A basket of Triscuit

About a year ago, Nabisco introduced five flavors of Brown Rice Triscuits (which also contain wheat flour and such odd ingredients as red beans and sweet potato). There were already something like eight flavors of regular Triscuit crackers, in addition to reduced-fat Triscuits, Triscuit Minis and Triscuit Thin Crisps (cut on the diagonal to about the size of half a regular Triscuit).

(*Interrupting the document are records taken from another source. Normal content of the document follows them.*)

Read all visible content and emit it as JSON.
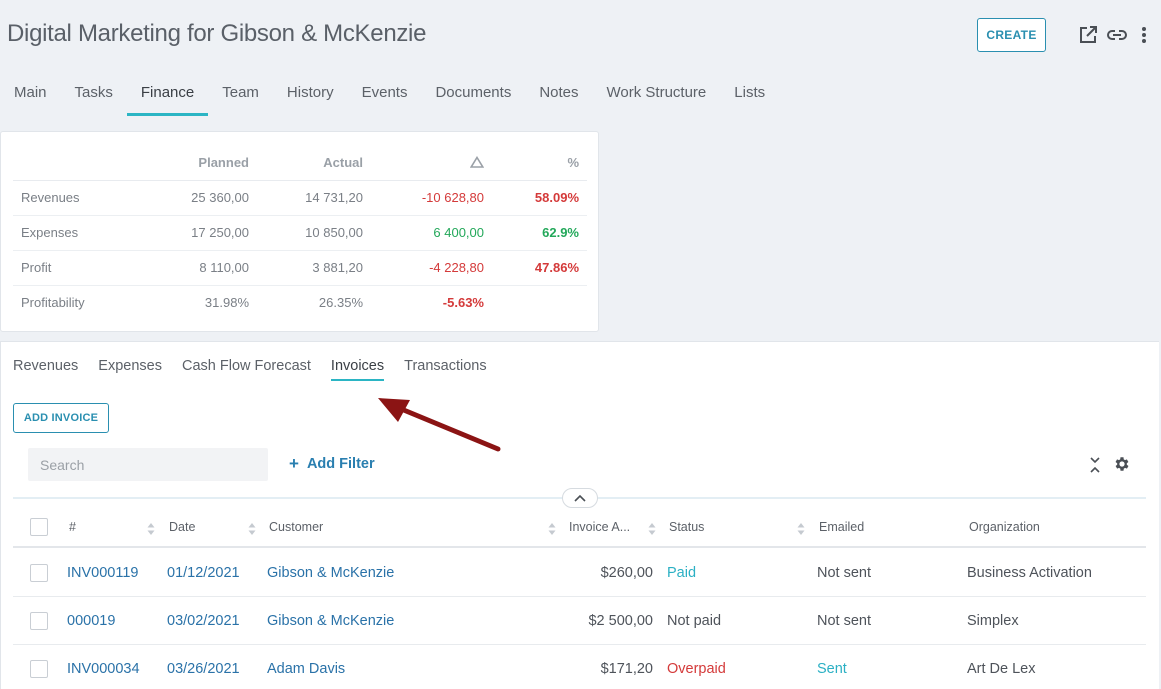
{
  "header": {
    "title": "Digital Marketing for Gibson & McKenzie",
    "create_label": "CREATE"
  },
  "main_tabs": [
    "Main",
    "Tasks",
    "Finance",
    "Team",
    "History",
    "Events",
    "Documents",
    "Notes",
    "Work Structure",
    "Lists"
  ],
  "main_tabs_active": "Finance",
  "summary": {
    "headers": {
      "planned": "Planned",
      "actual": "Actual",
      "delta": "△",
      "percent": "%"
    },
    "rows": [
      {
        "label": "Revenues",
        "planned": "25 360,00",
        "actual": "14 731,20",
        "delta": "-10 628,80",
        "percent": "58.09%"
      },
      {
        "label": "Expenses",
        "planned": "17 250,00",
        "actual": "10 850,00",
        "delta": "6 400,00",
        "percent": "62.9%"
      },
      {
        "label": "Profit",
        "planned": "8 110,00",
        "actual": "3 881,20",
        "delta": "-4 228,80",
        "percent": "47.86%"
      },
      {
        "label": "Profitability",
        "planned": "31.98%",
        "actual": "26.35%",
        "delta": "-5.63%",
        "percent": ""
      }
    ]
  },
  "sub_tabs": [
    "Revenues",
    "Expenses",
    "Cash Flow Forecast",
    "Invoices",
    "Transactions"
  ],
  "sub_tabs_active": "Invoices",
  "invoices": {
    "add_label": "ADD INVOICE",
    "search_placeholder": "Search",
    "add_filter_label": "Add Filter",
    "add_filter_plus": "+",
    "columns": {
      "number": "#",
      "date": "Date",
      "customer": "Customer",
      "amount": "Invoice A...",
      "status": "Status",
      "emailed": "Emailed",
      "organization": "Organization"
    },
    "rows": [
      {
        "number": "INV000119",
        "date": "01/12/2021",
        "customer": "Gibson & McKenzie",
        "amount": "$260,00",
        "status": "Paid",
        "emailed": "Not sent",
        "organization": "Business Activation"
      },
      {
        "number": "000019",
        "date": "03/02/2021",
        "customer": "Gibson & McKenzie",
        "amount": "$2 500,00",
        "status": "Not paid",
        "emailed": "Not sent",
        "organization": "Simplex"
      },
      {
        "number": "INV000034",
        "date": "03/26/2021",
        "customer": "Adam Davis",
        "amount": "$171,20",
        "status": "Overpaid",
        "emailed": "Sent",
        "organization": "Art De Lex"
      }
    ]
  },
  "colors": {
    "accent": "#2bb5c4",
    "primary_button": "#2a8fb0",
    "link": "#2a72a8",
    "negative": "#d43a3a",
    "positive": "#23a85a",
    "annotation_arrow": "#8b1414"
  },
  "icons": {
    "open_external": "external-link-icon",
    "copy_link": "link-icon",
    "more": "kebab-menu-icon",
    "collapse_all": "collapse-vertical-icon",
    "settings": "gear-icon",
    "toggle_collapse": "chevron-up-icon",
    "sort": "sort-icon"
  }
}
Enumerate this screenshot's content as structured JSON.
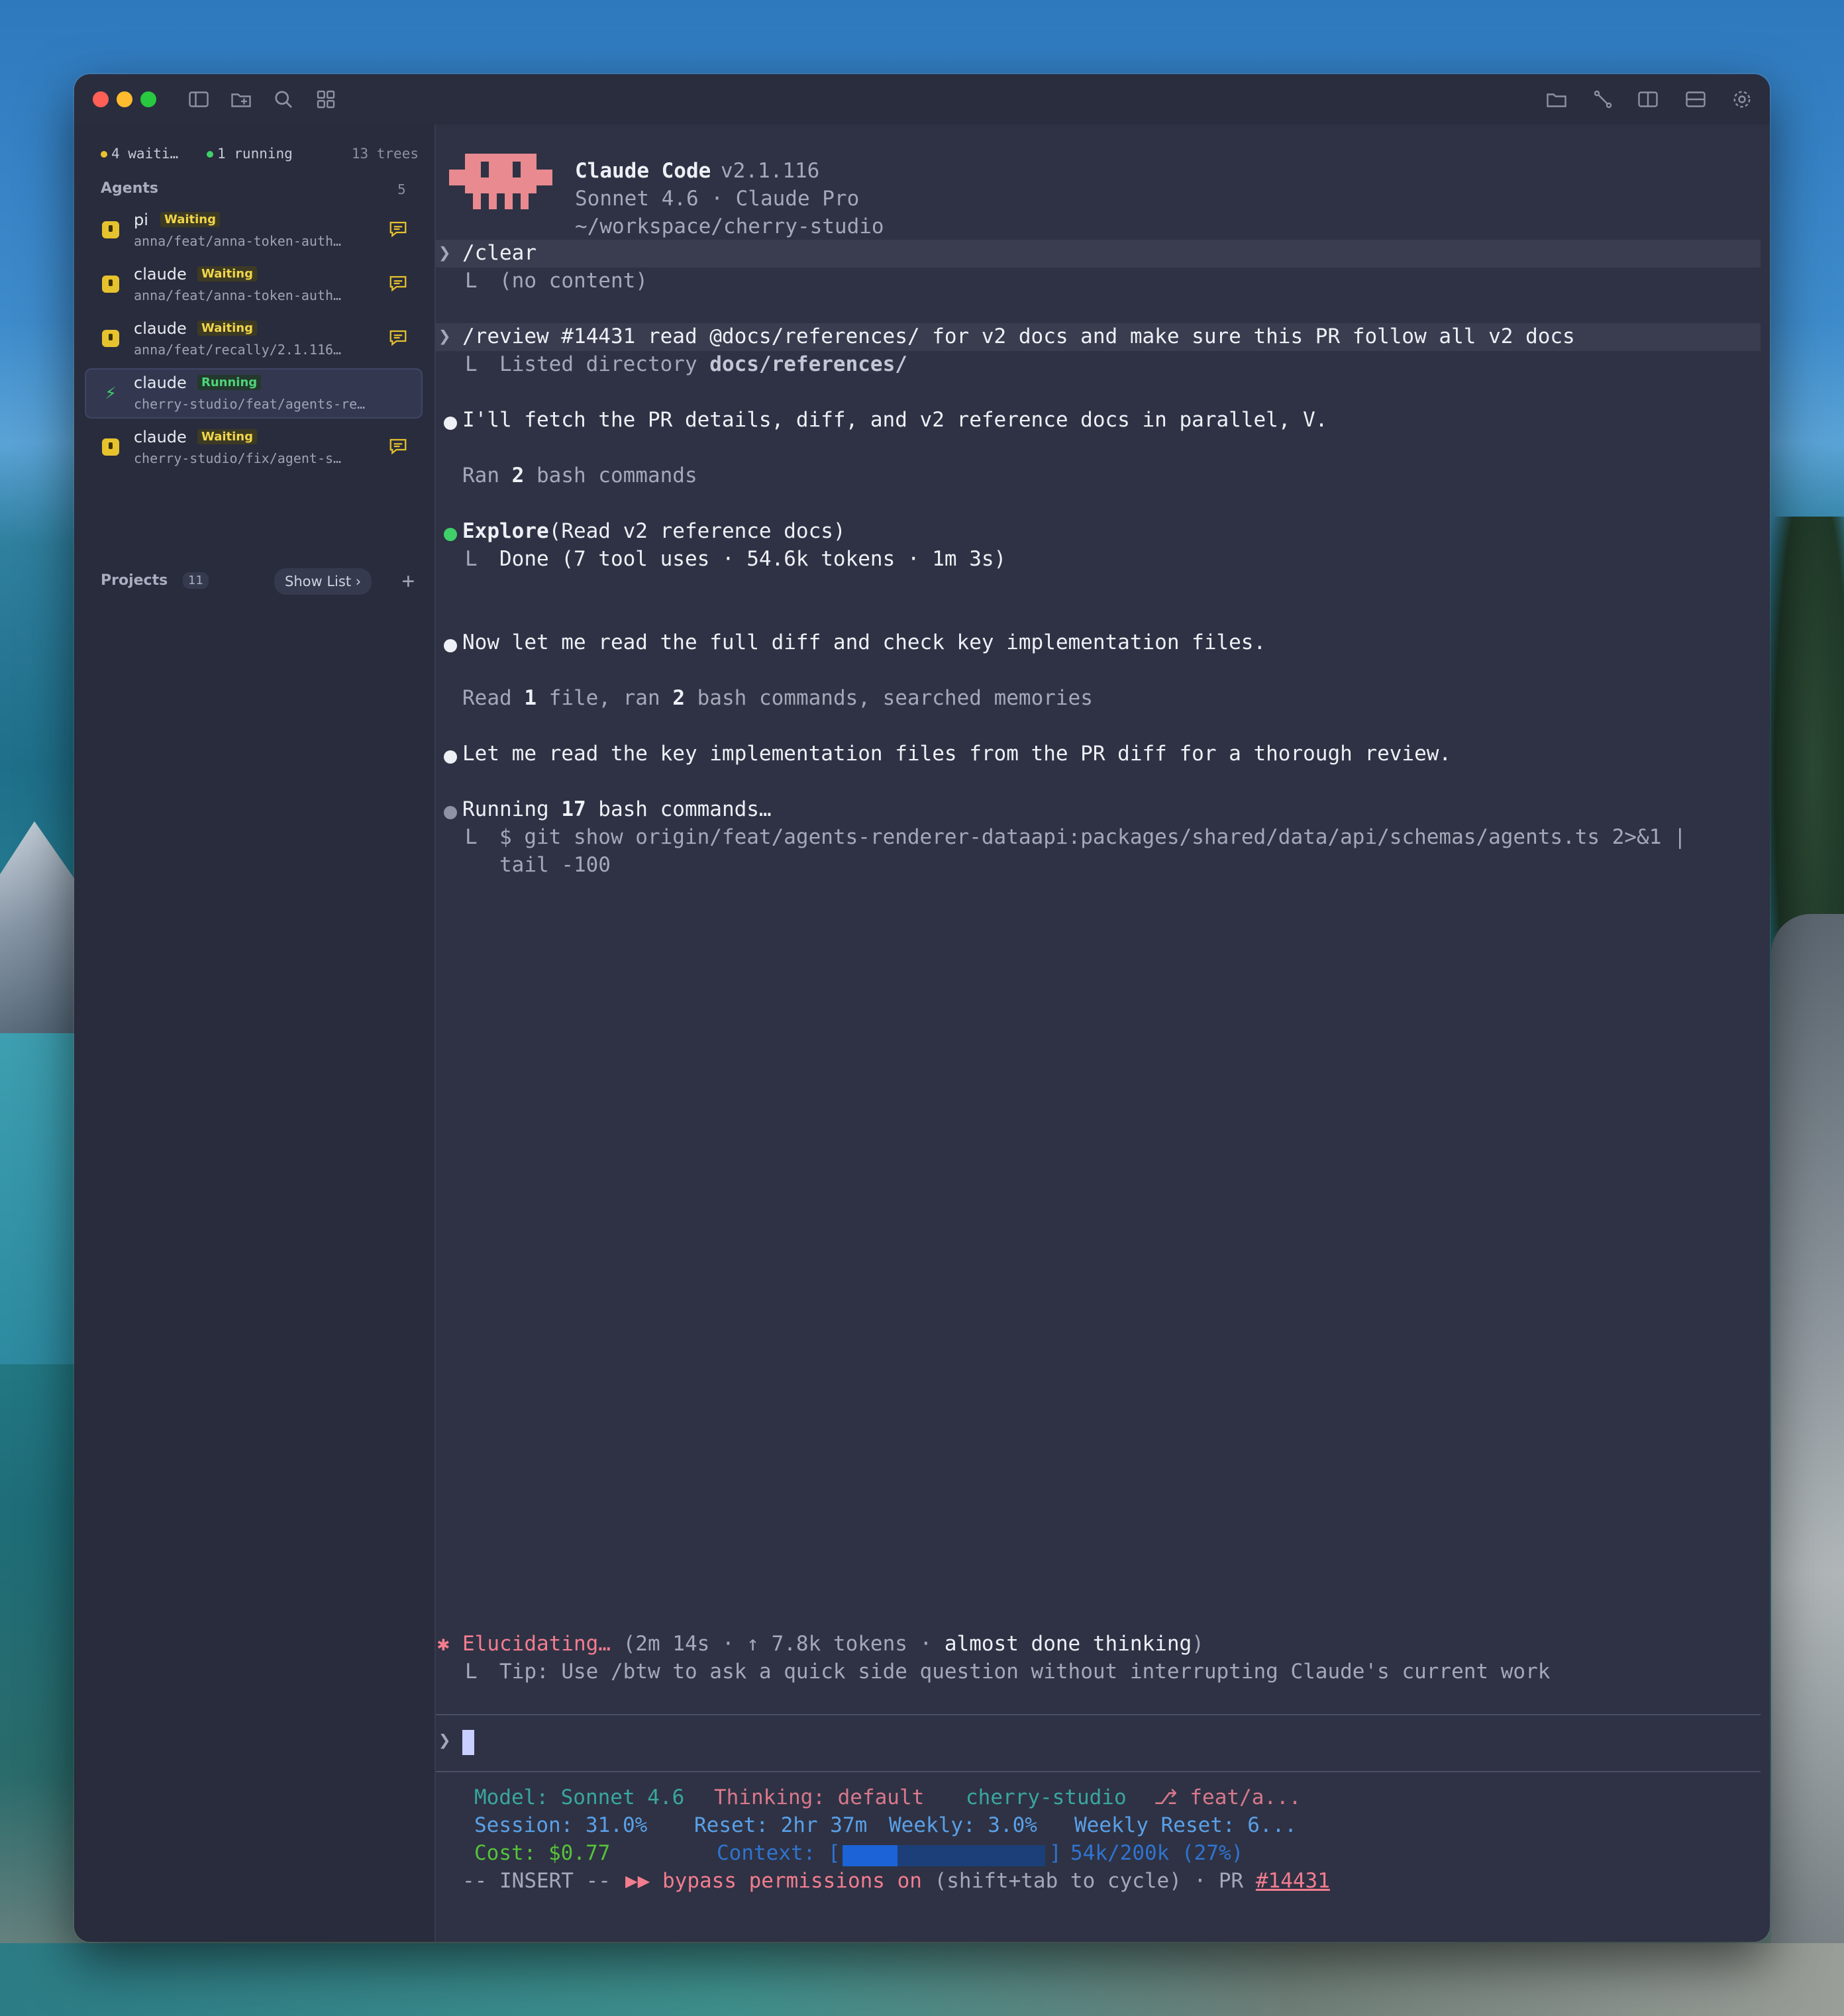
{
  "sidebar": {
    "status": {
      "waiting": "4 waiti…",
      "running": "1 running",
      "trees": "13 trees"
    },
    "agents_header": {
      "label": "Agents",
      "count": "5"
    },
    "agents": [
      {
        "name": "pi",
        "status": "Waiting",
        "path": "anna/feat/anna-token-auth…"
      },
      {
        "name": "claude",
        "status": "Waiting",
        "path": "anna/feat/anna-token-auth…"
      },
      {
        "name": "claude",
        "status": "Waiting",
        "path": "anna/feat/recally/2.1.116…"
      },
      {
        "name": "claude",
        "status": "Running",
        "path": "cherry-studio/feat/agents-re…"
      },
      {
        "name": "claude",
        "status": "Waiting",
        "path": "cherry-studio/fix/agent-s…"
      }
    ],
    "projects": {
      "label": "Projects",
      "count": "11",
      "show_list": "Show List",
      "add": "+"
    }
  },
  "terminal": {
    "header": {
      "app": "Claude Code",
      "version": "v2.1.116",
      "model_line": "Sonnet 4.6 · Claude Pro",
      "cwd": "~/workspace/cherry-studio"
    },
    "prompt_glyph": "❯",
    "branch_glyph": "L",
    "clear": {
      "cmd": "/clear",
      "result": "(no content)"
    },
    "review": {
      "cmd": "/review #14431 read @docs/references/ for v2 docs and make sure this PR follow all v2 docs",
      "result_prefix": "Listed directory ",
      "result_path": "docs/references/"
    },
    "msg1": "I'll fetch the PR details, diff, and v2 reference docs in parallel, V.",
    "ran1": {
      "a": "Ran ",
      "n": "2",
      "b": " bash commands"
    },
    "explore": {
      "name": "Explore",
      "args": "(Read v2 reference docs)",
      "result": "Done (7 tool uses · 54.6k tokens · 1m 3s)"
    },
    "msg2": "Now let me read the full diff and check key implementation files.",
    "ran2": {
      "a": "Read ",
      "n1": "1",
      "b": " file, ran ",
      "n2": "2",
      "c": " bash commands, searched memories"
    },
    "msg3": "Let me read the key implementation files from the PR diff for a thorough review.",
    "running": {
      "a": "Running ",
      "n": "17",
      "b": " bash commands…"
    },
    "git_cmd_1": "$ git show origin/feat/agents-renderer-dataapi:packages/shared/data/api/schemas/agents.ts 2>&1 |",
    "git_cmd_2": "tail -100",
    "thinking": {
      "star": "✱",
      "word": "Elucidating…",
      "stats": " (2m 14s · ↑ 7.8k tokens · ",
      "emph": "almost done thinking",
      "close": ")",
      "tip": "Tip: Use /btw to ask a quick side question without interrupting Claude's current work"
    },
    "statusline": {
      "model": "Model: Sonnet 4.6",
      "thinking": "Thinking: default",
      "project": "cherry-studio",
      "branch": "⎇ feat/a...",
      "session": "Session: 31.0%",
      "reset": "Reset: 2hr 37m",
      "weekly": "Weekly: 3.0%",
      "weekly_reset": "Weekly Reset: 6...",
      "cost": "Cost: $0.77",
      "context_label": "Context: [",
      "context_close": "]",
      "context_value": "54k/200k (27%)",
      "context_fraction": 0.27,
      "mode": "-- INSERT --",
      "bypass_arrows": "▶▶",
      "bypass": "bypass permissions on",
      "cycle": "(shift+tab to cycle) · PR ",
      "pr": "#14431"
    }
  },
  "colors": {
    "accent_pink": "#f27d8f",
    "mascot": "#e88a8f",
    "waiting": "#e6c22e",
    "running": "#3fd06a",
    "teal": "#3aa6a0",
    "blue": "#5aa0e8",
    "green": "#56c23a"
  }
}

Clearly the nation needed more. So now there are Brown Rice Triscuit Thin Crisps, in three flavors. If that is insufficient, Mr. Tidbit is confident that Nabisco is capable of producing Brown Rice Mini Triscuits and, eventually, Brown Rice Mini Triscuit Thin Crisps.

Thin but puffed

Of course we need more Wheat Thins, too. We were subsisting on only a dozen flavors of regular Wheat Thins, abetted by several flavors of Wheat Thins Toasted Chips, Wheat Thins Flatbread, Wheat Thins Stix and Big Wheat Thins.

So now there are three flavors of Popped Wheat Thins, which are slightly puffy, and so more delicate in crunch (and slightly lower in fat) than regular Wheat Thins. The box of regular Wheat Thins contains 9.1 ounces; the bag of Popped Wheat Thins contains 4.5 ounces — half as much — and sells for the same price.

Added pop

And we don't have enough kinds of Chex Mix, either. General Mills has been letting this line of snack mixes, based on its Chex cereals, limp along with only 19 varieties.

So now there's Popped Chex Mix. (The Chex aren't popped; the two varieties contain popcorn in addition to the cereal, pretzels and whatever.)

No shell game

Sweet-loving Mr. Tidbit finds himself less dismissive of additions to the line of Russell Stover Easter eggs (and hearts, Santas, pumpkins and other shapes at other holidays). Alongside the many familiar fillings (marshmallow, maple cream, raspberry whip, etc., some coated with milk chocolate, some with surprisingly good dark chocolate), a tasty Red Velvet debuted at Halloween. And for Easter there's a whole crop of silly-sounding introductions, including Brownie, Birthday Cake, Carrot Cake and Wedding Cake, all substantially resembling their namesakes. The latter two are covered in genuine white chocolate. At the typical 59 cents, every egg is a steal.